Todo sertanejo que se preze é, antes de tudo, um fã de chuva. Eu gosto do seu gosto, seu cheiro, sua paisagem. E gosto da lembrança dos tempos em que, quando criança, não pensava duas vezes para mergulhar no céu-chuveiro. Tirando ter que pedir a minha mãe pra deixar tomar banho na chuva, depois do “pode” cheio de recomendações nada mais me segurava. Só a chuva. E chovia sorriso, chovia alegria, trovejavam murmúrios tremidos de frio. Chuva é bom, melhor se participar dela.
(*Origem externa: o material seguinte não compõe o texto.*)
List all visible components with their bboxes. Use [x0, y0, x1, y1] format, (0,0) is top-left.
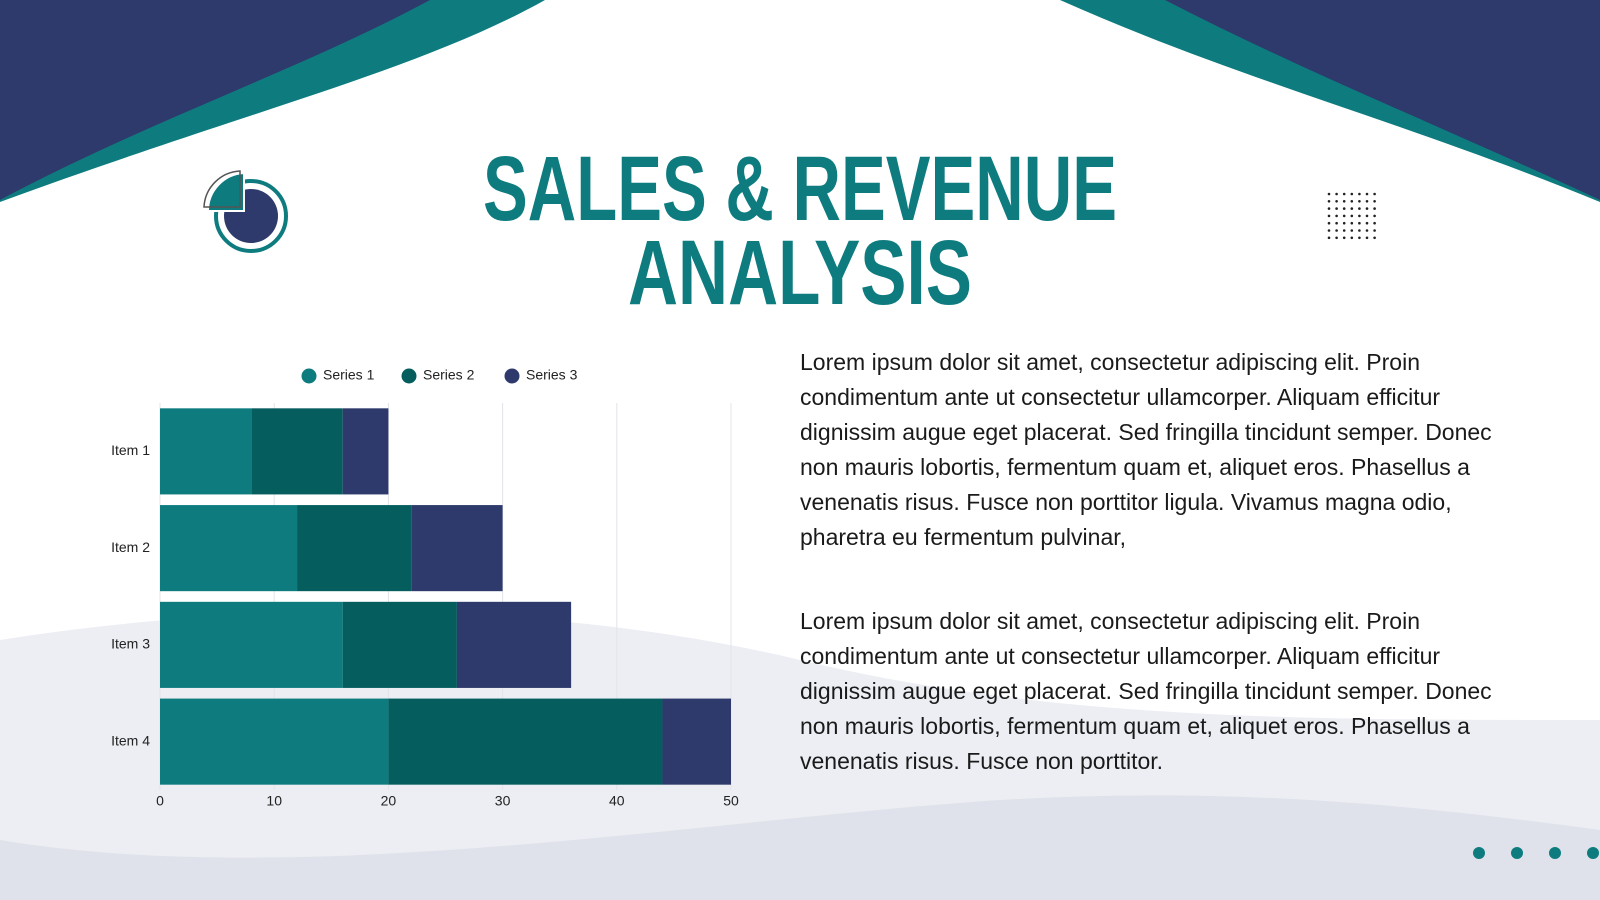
bar-segment: [160, 698, 389, 785]
dot: [1327, 236, 1331, 240]
dot: [1365, 214, 1369, 218]
dot: [1342, 200, 1346, 203]
dot: [1358, 200, 1361, 203]
dot: [1327, 221, 1331, 225]
dot: [1365, 221, 1369, 225]
dot: [1335, 236, 1338, 240]
dot: [1342, 192, 1346, 196]
y-tick-label: Item 3: [111, 636, 150, 652]
dot: [1373, 229, 1376, 232]
paragraph: Lorem ipsum dolor sit amet, consectetur …: [800, 608, 1492, 774]
y-tick-label: Item 1: [111, 442, 150, 458]
dot: [1327, 207, 1331, 210]
dot: [1358, 207, 1361, 210]
dot: [1358, 236, 1361, 240]
dot: [1365, 229, 1369, 232]
dot: [1373, 192, 1376, 196]
paragraph: Lorem ipsum dolor sit amet, consectetur …: [800, 349, 1492, 550]
bar-segment: [297, 505, 412, 592]
dot: [1342, 207, 1346, 210]
dot: [1350, 200, 1354, 203]
bar-segment: [342, 408, 389, 495]
legend-swatch: [504, 368, 520, 384]
x-tick-label: 30: [495, 793, 511, 809]
dot: [1358, 221, 1361, 225]
y-tick-label: Item 4: [111, 732, 150, 748]
dot: [1342, 229, 1346, 232]
dot: [1350, 229, 1354, 232]
bar-segment: [160, 505, 298, 592]
legend-swatch: [401, 368, 417, 384]
bar-segment: [388, 698, 663, 785]
title-line: ANALYSIS: [628, 222, 972, 324]
bar-segment: [411, 505, 503, 592]
x-tick-label: 40: [609, 793, 625, 809]
dot: [1373, 207, 1376, 210]
bar-segment: [160, 601, 343, 688]
bar-segment: [342, 601, 457, 688]
dot: [1350, 236, 1354, 240]
x-tick-label: 0: [156, 793, 164, 809]
dot: [1350, 207, 1354, 210]
dot: [1373, 214, 1376, 218]
dot: [1335, 192, 1338, 196]
dot: [1335, 221, 1338, 225]
title-line: SALES & REVENUE: [483, 138, 1117, 240]
dot: [1365, 192, 1369, 196]
dot: [1335, 214, 1338, 218]
x-tick-label: 20: [381, 793, 397, 809]
dot: [1342, 236, 1346, 240]
dot: [1342, 221, 1346, 225]
legend-label: Series 3: [526, 367, 578, 383]
dot: [1365, 200, 1369, 203]
dot: [1350, 192, 1354, 196]
y-tick-label: Item 2: [111, 539, 150, 555]
dot: [1327, 229, 1331, 232]
dot: [1335, 229, 1338, 232]
bar-segment: [251, 408, 343, 495]
dot: [1342, 214, 1346, 218]
dot: [1350, 214, 1354, 218]
dot: [1365, 207, 1369, 210]
dot: [1350, 221, 1354, 225]
dot: [1327, 214, 1331, 218]
dot: [1358, 192, 1361, 196]
bar-segment: [662, 698, 731, 785]
dot: [1373, 221, 1376, 225]
x-tick-label: 10: [266, 793, 282, 809]
dot: [1335, 207, 1338, 210]
bar-segment: [456, 601, 572, 688]
dot: [1373, 200, 1376, 203]
dot: [1327, 192, 1331, 196]
dot: [1327, 200, 1331, 203]
legend-swatch: [301, 368, 317, 384]
dot: [1335, 200, 1338, 203]
x-tick-label: 50: [723, 793, 739, 809]
dot: [1365, 236, 1369, 240]
legend-label: Series 2: [423, 367, 475, 383]
dot: [1373, 236, 1376, 240]
legend-label: Series 1: [323, 367, 375, 383]
dot: [1358, 214, 1361, 218]
bar-segment: [160, 408, 252, 495]
dot: [1358, 229, 1361, 232]
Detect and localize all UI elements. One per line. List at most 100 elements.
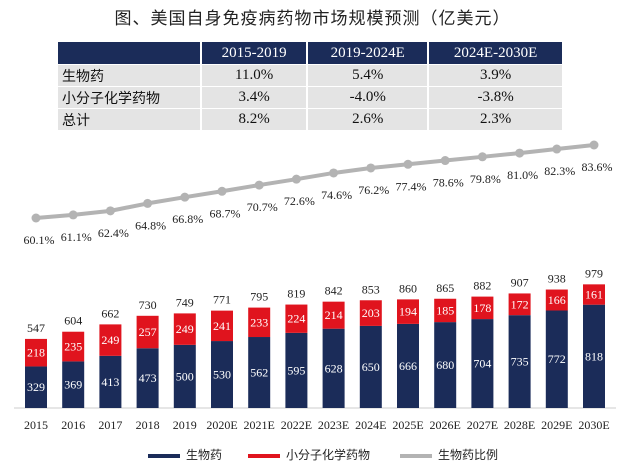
data-label-small-molecule: 172 <box>511 297 529 311</box>
ratio-point <box>291 174 301 184</box>
data-label-total: 819 <box>287 287 305 301</box>
cagr-row-biologics: 生物药 11.0% 5.4% 3.9% <box>58 64 562 87</box>
data-label-small-molecule: 185 <box>436 303 454 317</box>
x-tick-label: 2027E <box>467 418 498 432</box>
data-label-total: 938 <box>548 272 566 286</box>
data-label-biologics: 595 <box>287 363 305 377</box>
ratio-point <box>403 159 413 169</box>
bar-biologics <box>248 337 271 408</box>
ratio-data-label: 64.8% <box>135 218 166 232</box>
data-label-small-molecule: 257 <box>139 325 157 339</box>
bar-small-molecule <box>508 293 531 316</box>
legend-label: 生物药 <box>186 448 223 462</box>
x-tick-label: 2015 <box>24 418 48 432</box>
cagr-row-label: 总计 <box>58 108 202 130</box>
bar-biologics <box>545 310 568 408</box>
ratio-data-label: 62.4% <box>98 226 129 240</box>
ratio-data-label: 81.0% <box>507 168 538 182</box>
x-tick-label: 2017 <box>98 418 122 432</box>
bar-biologics <box>397 323 419 408</box>
legend-swatch-biologics <box>148 453 180 458</box>
data-label-biologics: 650 <box>362 360 380 374</box>
data-label-total: 979 <box>585 266 603 280</box>
x-tick-label: 2019 <box>173 418 197 432</box>
bar-biologics <box>211 341 233 408</box>
x-tick-label: 2028E <box>504 418 535 432</box>
data-label-biologics: 666 <box>399 359 417 373</box>
ratio-data-label: 74.6% <box>321 188 352 202</box>
ratio-point <box>31 213 41 223</box>
data-label-small-molecule: 224 <box>287 312 305 326</box>
bar-small-molecule <box>583 284 605 305</box>
data-label-small-molecule: 233 <box>250 315 268 329</box>
ratio-data-label: 76.2% <box>358 183 389 197</box>
bar-biologics <box>136 348 159 408</box>
data-label-total: 842 <box>325 284 343 298</box>
data-label-biologics: 818 <box>585 349 603 363</box>
bar-small-molecule <box>285 304 308 333</box>
ratio-point <box>217 186 227 196</box>
cagr-header-period: 2024E-2030E <box>428 42 562 65</box>
cagr-cell: 5.4% <box>307 64 430 87</box>
data-label-small-molecule: 235 <box>64 340 82 354</box>
data-label-total: 730 <box>139 298 157 312</box>
legend-item-biologics: 生物药 <box>148 446 222 463</box>
cagr-header-period: 2019-2024E <box>307 42 430 65</box>
x-tick-label: 2023E <box>318 418 349 432</box>
cagr-row-label: 小分子化学药物 <box>58 86 202 109</box>
ratio-point <box>589 140 599 150</box>
bar-biologics <box>99 355 122 408</box>
cagr-cell: 8.2% <box>201 108 309 130</box>
ratio-point <box>105 206 115 216</box>
data-label-biologics: 628 <box>325 361 343 375</box>
x-tick-label: 2024E <box>355 418 386 432</box>
ratio-point <box>143 198 153 208</box>
cagr-row-small-molecule: 小分子化学药物 3.4% -4.0% -3.8% <box>58 86 562 109</box>
bar-small-molecule <box>322 301 345 329</box>
bar-small-molecule <box>471 296 494 320</box>
cagr-row-label: 生物药 <box>58 64 202 87</box>
ratio-point <box>552 144 562 154</box>
x-tick-label: 2018 <box>136 418 160 432</box>
bar-biologics <box>471 319 494 408</box>
bar-small-molecule <box>136 315 159 349</box>
data-label-small-molecule: 203 <box>362 306 380 320</box>
data-label-small-molecule: 249 <box>101 333 119 347</box>
data-label-total: 907 <box>511 275 529 289</box>
data-label-total: 860 <box>399 281 417 295</box>
data-label-total: 662 <box>101 306 119 320</box>
data-label-total: 604 <box>64 314 82 328</box>
bar-small-molecule <box>545 289 568 311</box>
ratio-point <box>254 180 264 190</box>
data-label-total: 771 <box>213 293 231 307</box>
data-label-biologics: 772 <box>548 352 566 366</box>
cagr-cell: 3.4% <box>201 86 309 109</box>
data-label-biologics: 530 <box>213 368 231 382</box>
data-label-biologics: 329 <box>27 380 45 394</box>
chart-title: 图、美国自身免疫病药物市场规模预测（亿美元） <box>114 9 511 29</box>
bar-small-molecule <box>434 298 457 323</box>
bar-small-molecule <box>397 299 419 324</box>
cagr-cell: -3.8% <box>428 86 562 109</box>
cagr-cell: 11.0% <box>201 64 309 87</box>
data-label-total: 865 <box>436 281 454 295</box>
legend-item-ratio: 生物药比例 <box>400 446 498 463</box>
ratio-point <box>180 192 190 202</box>
x-tick-label: 2021E <box>244 418 275 432</box>
bar-biologics <box>583 304 605 408</box>
ratio-data-label: 83.6% <box>582 160 613 174</box>
data-label-biologics: 473 <box>139 371 157 385</box>
ratio-point <box>477 152 487 162</box>
ratio-point <box>366 163 376 173</box>
bar-biologics <box>173 344 196 408</box>
ratio-point <box>440 156 450 166</box>
ratio-data-label: 70.7% <box>247 200 278 214</box>
ratio-data-label: 77.4% <box>396 179 427 193</box>
x-tick-label: 2026E <box>430 418 461 432</box>
data-label-small-molecule: 194 <box>399 305 417 319</box>
data-label-biologics: 369 <box>64 378 82 392</box>
data-label-total: 853 <box>362 282 380 296</box>
ratio-line <box>34 143 596 220</box>
ratio-data-label: 82.3% <box>544 164 575 178</box>
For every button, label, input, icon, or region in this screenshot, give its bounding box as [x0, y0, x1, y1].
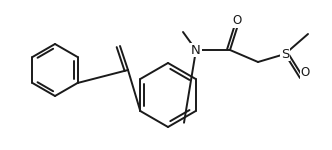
Text: O: O	[300, 66, 310, 80]
Text: O: O	[232, 15, 242, 27]
Text: N: N	[191, 44, 201, 57]
Text: S: S	[281, 48, 289, 60]
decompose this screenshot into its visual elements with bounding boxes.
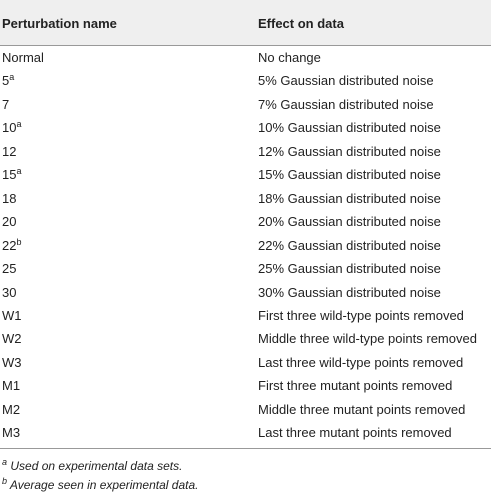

Da minha casa até a esquina são pelo menos três ‘biqueiras’, embaixo das quais já estive uma, dez, centenas de vezes, quantas dezenas de banhos pude tomar. E um dos melhores momentos de quando chove é, subitamente, lembrar-me de andar naquela mesma calçada, naquela mesma estrada, em dias na maioria tórridos, causticantes, de um sol para cada cabeça. Daí a voltar para o pensamento real – “estou na chuva” – era como se chovesse de novo, uma chuva dentro da outra.

Cresci e não perdi o gosto por esse momento tão ímpar deste semi-árido. Mas são cada vez menos banhos de chuva, a gente cresce e, também, vêm as nóias completamente factíveis de gente grande. Passei a ter medo dos raios, que realmente podem cair em mim e me machucar, medo de uma árvore desabar. Mas isso não é nada. Passei a ter medo de entrar na chuva e não querer mais sair de lá e, como que numa regressão involuntária, eu voltar (passagem só de ida) aos meus tempos de infância...

Mas o tempo passa, e se Guimarães Rosa disse que o sertão é universal, porque não a chuva? Dentro ou fora me sinto dentro dela. Nem que seja pela lente da câmera, que mira os olhos das minhas sobrinhas pequenas, que tomam banho de chuva como se fosse eu há muito tempo. E agora mesmo.